Compared to model_all and model_forward, model_backward is slightly better since its error is slightly smaller than error of model_all and model_forward. Therefore we use model_backward for the next steps.
Based on regression analysis we found that all variables have significant impact to happiness score, in which in the detail as followed :
- GDP –> increasing of 1 unit of log GDP increase 0.74 of happiness score. The higher GDP, the highe happiness rate of that country.
- social support –> increasing of 1 unit of social support increase 1.1 of happiness score. The more social support given by people the more happiness they will get.
- healthy life expectancy –> increasing of 1 unit of healthy life expectancy increase 1.08 of happiness score. When healthy life expectancy get higher the happier people become.
- freedom –> increasing of 1 unit of freedom increase 1.5 of happiness score. Obviously, when people free in making choice they will get happier.
- corruption –> increasing of 1 unit of corruption increase 1.1 of happiness score. Perception of corruption has postive impact to the happiness. However compared to other variables (based on p-value score), this has smallest impact to the happiness.

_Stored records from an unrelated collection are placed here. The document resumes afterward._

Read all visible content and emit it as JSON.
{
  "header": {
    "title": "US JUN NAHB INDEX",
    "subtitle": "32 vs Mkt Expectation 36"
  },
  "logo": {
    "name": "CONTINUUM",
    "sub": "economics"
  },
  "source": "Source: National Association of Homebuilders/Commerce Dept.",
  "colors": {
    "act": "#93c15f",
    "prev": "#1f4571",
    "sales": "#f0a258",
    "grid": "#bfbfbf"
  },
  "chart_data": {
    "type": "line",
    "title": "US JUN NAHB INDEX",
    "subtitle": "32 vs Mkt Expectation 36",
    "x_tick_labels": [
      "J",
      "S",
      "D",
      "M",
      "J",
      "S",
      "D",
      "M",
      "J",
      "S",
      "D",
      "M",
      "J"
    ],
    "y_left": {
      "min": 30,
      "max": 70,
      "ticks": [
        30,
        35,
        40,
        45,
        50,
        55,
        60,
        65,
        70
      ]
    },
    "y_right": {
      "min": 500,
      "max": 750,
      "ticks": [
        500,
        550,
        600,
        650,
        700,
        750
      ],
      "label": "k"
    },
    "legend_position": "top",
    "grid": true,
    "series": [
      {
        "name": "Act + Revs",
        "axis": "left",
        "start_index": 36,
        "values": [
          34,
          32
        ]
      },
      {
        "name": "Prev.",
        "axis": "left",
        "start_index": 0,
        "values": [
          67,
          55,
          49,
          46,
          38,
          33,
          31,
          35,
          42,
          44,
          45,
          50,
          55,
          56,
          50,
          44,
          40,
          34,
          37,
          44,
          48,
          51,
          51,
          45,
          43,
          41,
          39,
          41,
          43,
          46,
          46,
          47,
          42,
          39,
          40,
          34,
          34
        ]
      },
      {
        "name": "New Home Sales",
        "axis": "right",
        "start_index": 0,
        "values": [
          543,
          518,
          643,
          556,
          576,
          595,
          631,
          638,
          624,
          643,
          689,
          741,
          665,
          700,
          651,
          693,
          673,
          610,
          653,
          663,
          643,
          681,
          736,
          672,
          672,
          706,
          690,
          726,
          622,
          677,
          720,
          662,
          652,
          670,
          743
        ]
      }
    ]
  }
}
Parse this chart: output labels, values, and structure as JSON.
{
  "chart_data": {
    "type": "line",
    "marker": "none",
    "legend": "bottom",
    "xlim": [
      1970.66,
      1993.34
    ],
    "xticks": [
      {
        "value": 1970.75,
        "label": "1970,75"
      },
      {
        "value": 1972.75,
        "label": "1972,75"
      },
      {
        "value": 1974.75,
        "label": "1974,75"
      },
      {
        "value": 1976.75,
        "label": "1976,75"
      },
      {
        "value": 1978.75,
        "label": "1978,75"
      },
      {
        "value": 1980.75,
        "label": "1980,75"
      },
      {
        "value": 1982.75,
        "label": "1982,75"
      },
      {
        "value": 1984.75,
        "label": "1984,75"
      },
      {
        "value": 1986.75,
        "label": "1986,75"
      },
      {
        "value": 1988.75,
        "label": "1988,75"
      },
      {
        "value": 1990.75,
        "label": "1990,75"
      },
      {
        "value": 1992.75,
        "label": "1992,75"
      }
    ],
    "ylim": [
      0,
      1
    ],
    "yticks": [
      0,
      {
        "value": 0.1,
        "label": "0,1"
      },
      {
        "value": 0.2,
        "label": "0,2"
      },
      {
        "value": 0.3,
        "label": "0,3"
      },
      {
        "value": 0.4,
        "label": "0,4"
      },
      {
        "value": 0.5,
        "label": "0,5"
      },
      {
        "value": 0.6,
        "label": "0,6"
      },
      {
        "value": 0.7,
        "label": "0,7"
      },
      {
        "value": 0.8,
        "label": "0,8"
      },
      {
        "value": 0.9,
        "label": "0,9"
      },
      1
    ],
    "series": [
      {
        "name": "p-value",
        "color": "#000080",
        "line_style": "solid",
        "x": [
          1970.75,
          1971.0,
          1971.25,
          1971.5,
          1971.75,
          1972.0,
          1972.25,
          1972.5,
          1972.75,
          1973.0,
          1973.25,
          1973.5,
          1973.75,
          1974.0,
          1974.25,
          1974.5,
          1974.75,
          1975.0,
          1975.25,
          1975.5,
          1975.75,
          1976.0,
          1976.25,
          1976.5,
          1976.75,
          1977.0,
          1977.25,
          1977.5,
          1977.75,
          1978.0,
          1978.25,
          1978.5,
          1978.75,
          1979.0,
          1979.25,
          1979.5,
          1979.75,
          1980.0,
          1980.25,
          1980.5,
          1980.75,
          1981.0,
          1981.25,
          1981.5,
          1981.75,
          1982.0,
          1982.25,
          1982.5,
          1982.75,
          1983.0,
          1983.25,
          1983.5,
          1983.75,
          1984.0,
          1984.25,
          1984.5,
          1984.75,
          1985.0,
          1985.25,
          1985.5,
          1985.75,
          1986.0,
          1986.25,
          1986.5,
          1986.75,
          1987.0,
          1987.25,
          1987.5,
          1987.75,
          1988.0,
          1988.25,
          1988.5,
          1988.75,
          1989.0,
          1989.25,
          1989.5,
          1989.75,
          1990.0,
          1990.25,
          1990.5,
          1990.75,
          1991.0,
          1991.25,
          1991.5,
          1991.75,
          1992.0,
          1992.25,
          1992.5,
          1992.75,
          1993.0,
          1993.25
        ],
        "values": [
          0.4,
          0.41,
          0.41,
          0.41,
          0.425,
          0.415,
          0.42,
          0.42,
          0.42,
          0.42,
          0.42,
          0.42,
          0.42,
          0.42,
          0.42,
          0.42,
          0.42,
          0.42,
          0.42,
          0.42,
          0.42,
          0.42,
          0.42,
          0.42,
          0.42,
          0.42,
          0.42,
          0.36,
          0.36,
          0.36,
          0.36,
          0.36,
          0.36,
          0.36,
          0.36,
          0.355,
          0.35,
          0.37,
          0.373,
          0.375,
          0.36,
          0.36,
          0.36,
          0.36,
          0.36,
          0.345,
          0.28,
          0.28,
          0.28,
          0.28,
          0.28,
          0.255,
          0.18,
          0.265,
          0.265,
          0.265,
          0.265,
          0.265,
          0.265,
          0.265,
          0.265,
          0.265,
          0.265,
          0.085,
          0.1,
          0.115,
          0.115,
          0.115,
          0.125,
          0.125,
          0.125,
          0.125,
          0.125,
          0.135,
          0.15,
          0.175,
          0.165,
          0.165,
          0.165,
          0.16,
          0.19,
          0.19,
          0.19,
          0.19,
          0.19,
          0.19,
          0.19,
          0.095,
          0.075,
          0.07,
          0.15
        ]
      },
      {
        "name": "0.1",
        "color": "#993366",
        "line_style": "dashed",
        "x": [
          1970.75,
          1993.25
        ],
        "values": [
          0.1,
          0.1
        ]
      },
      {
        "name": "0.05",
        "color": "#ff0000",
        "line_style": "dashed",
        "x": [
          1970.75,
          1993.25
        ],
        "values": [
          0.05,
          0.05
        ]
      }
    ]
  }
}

using Shapiro test : - Hypothesis:
- H0: Residuals are distributed normally
- H1: Residuals are not distribute normally
##
## Shapiro-Wilk normality test
##
## data: model_backward$residuals
## W = 0.98147, p-value = 0.03426
The test result shows that the residuals of model are not distributed normally (p-value < 0.05). As the consequence the model can lead to bias therefore this model is needed to be improved by normalizing the error distribution by using scale or normalization.
The model should have homoscedasticity in the varians of residual.
## integer(0)
##
## studentized Breusch-Pagan test
##
## data: model_backward
## BP = 16.115, df = 5, p-value = 0.006523
Hypothesis:
- H0: Data residual Homogen - H1: Data residual Heteros
based on the result test, the residual model is heterscedasticity (p-value < 0.05).
We want that our model does not have multicolinearity, we will use vif test to check that. The vif value has to be smaller than 10 to pass the multicolinearity test.
## log_GDP sos_support h_life_exp freedom corruption
## 4.035938 2.733741 3.571591 1.502702 1.325518
Multicolinearity test shows that there is no multicolinearity in the model_backward.
Our model has a good performance in predicting happiness_score based on R-square and error value. However in assumption tests, our model_backward only passed multicolinearity test. The error of model are not distributed normally and there is heteroscedasticity in the model. As a consequence the model could lead into bias when interpretting the model. Therefore the model is needed to be improved by normalizing the error distribution by using scaling or normalization.
Based on regression above, it is important for the government to maintan the economic condition (GDP), give society freedom in making choice, maintain that they have healthy life and provide them with good public health service as well support them with social support and increase their perception about corruption level of the country. In which those variables can make people happier.